The morning brought with it a happy baby who slept late and a sleepy joyful family just making it to Christmas Mass on time.  Good thing I'd practiced my music last week!  My gift to my husband was his favorite Christmas hymn and as I sang, "What Child is this?" my own little babe needed to "take a walk" (a few times) because she was extremely chatty and fidgety on this particular Christmas morning. 

She walked to the back of the church waving hello to each parishioner as she went and I was grateful that we worshipped in a place where the parish is like a "family" and no one seems to mind when Ava acts like the one year old she is. 

God provided in abundance for us as one of the parishioners gave us not one but TWO new carseats for Ava (we were going to need to buy them within the next month anyway).  Shaun says it's because we tithe and that's why God takes such good care of us and provides for all our needs.

The church was beautiful (of course I didn't get photos of the trees) and we took a few pics of it and our visit to the Manger.
 
 


We drove off to breakfast at our regular haunt and after filling our bellies with coffee, orange juice, sweetbread french toast, eggs, bacon and ham, toast and hash brown, we headed home to spend a quiet day with "Nana".



Shaun's request for Christmas day was pot roast.  As I type this it's simmering away and boy do I hope it comes out just perfect for him!

The baby's napping, we're watching "The Bells of St.

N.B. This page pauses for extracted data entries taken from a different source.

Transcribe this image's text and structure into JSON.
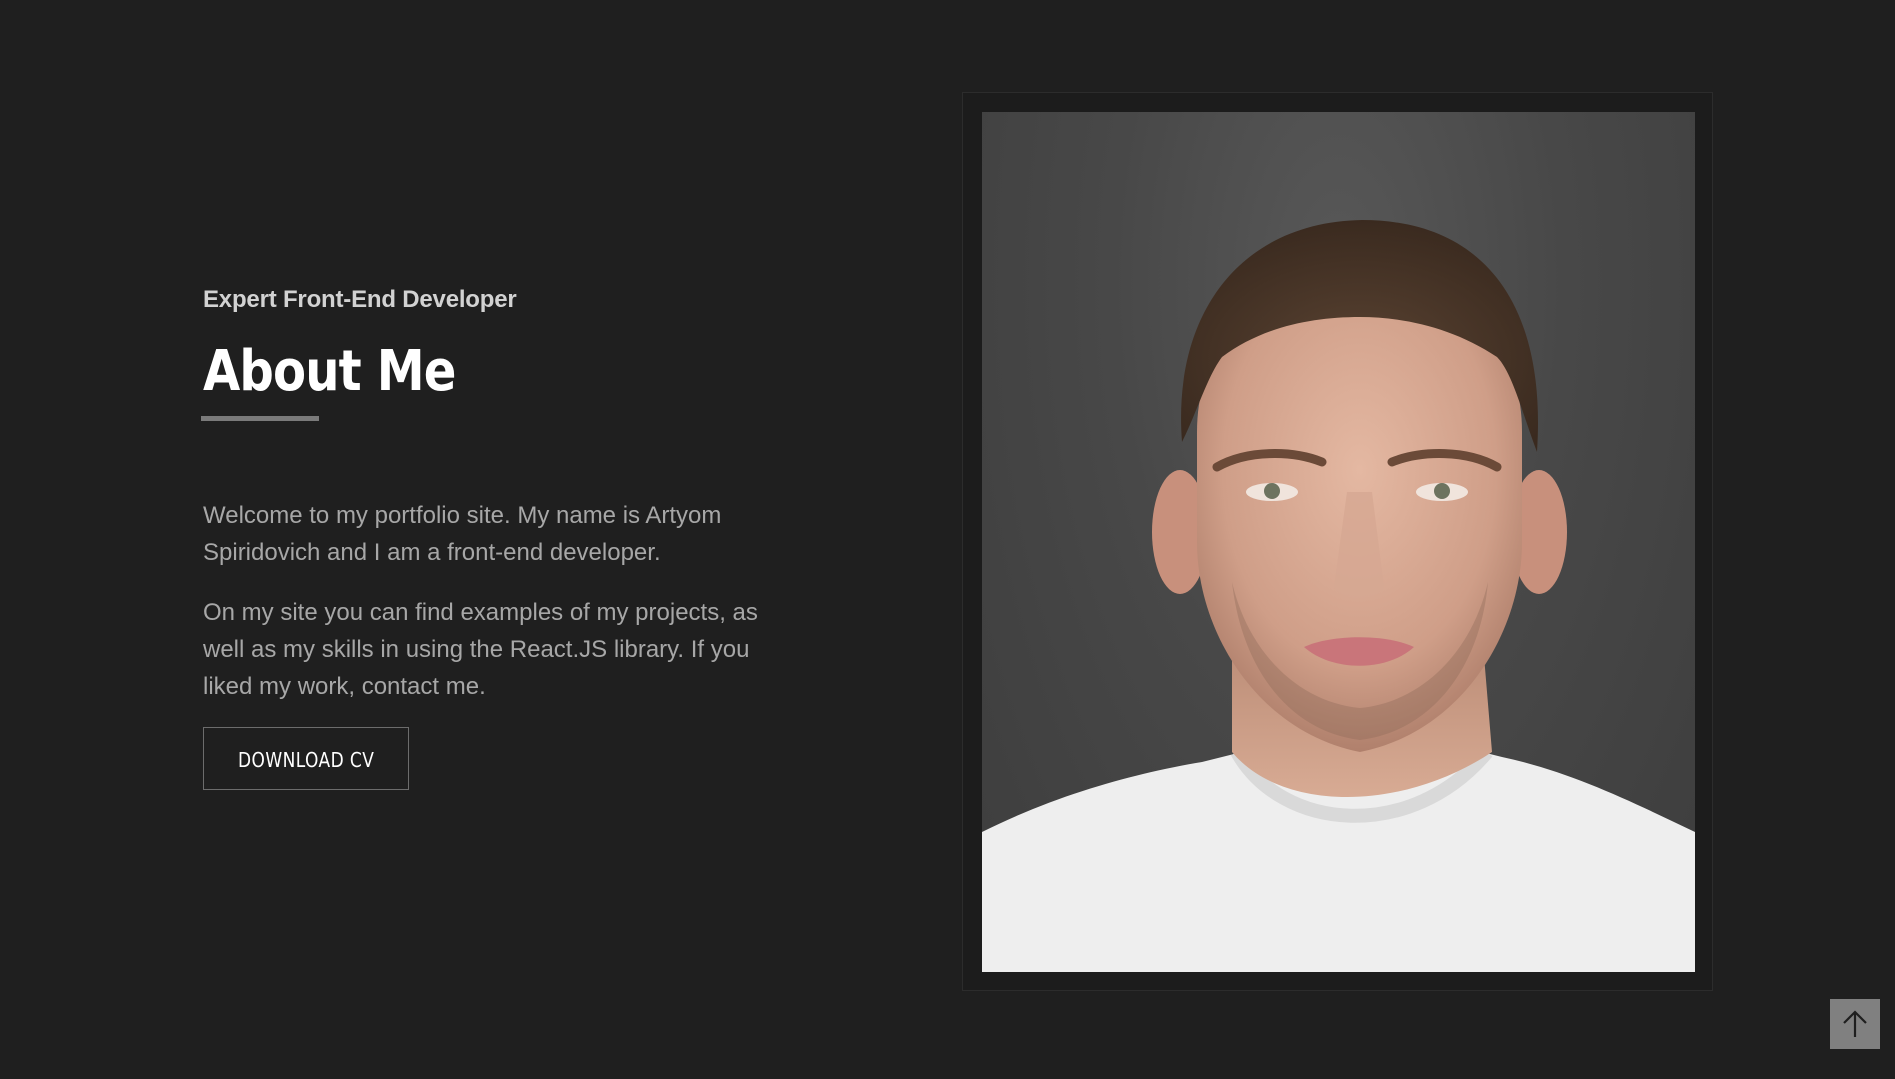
{
  "about": {
    "subtitle": "Expert Front-End Developer",
    "title": "About Me",
    "paragraphs": [
      "Welcome to my portfolio site. My name is Artyom Spiridovich and I am a front-end developer.",
      "On my site you can find examples of my projects, as well as my skills in using the React.JS library. If you liked my work, contact me."
    ],
    "download_label": "DOWNLOAD CV"
  },
  "photo": {
    "subject": "portrait"
  },
  "scroll_top": {
    "icon": "arrow-up-icon"
  },
  "colors": {
    "background": "#1f1f1f",
    "accent": "#7a7a7a",
    "text_muted": "#a7a7a7"
  }
}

Mary's" eggnog in hand and as happy as can be.  God is very very good.

After this quiet Christmas day, we will make a great big "Christmas dinner" this upcoming weekend to celebrate Christmas with Cheyanne and save opening most of the gifts until then.



From our family to yours... We wish you the very merriest of Christmases and a New Year filled with an abundance of graces from our Infant King!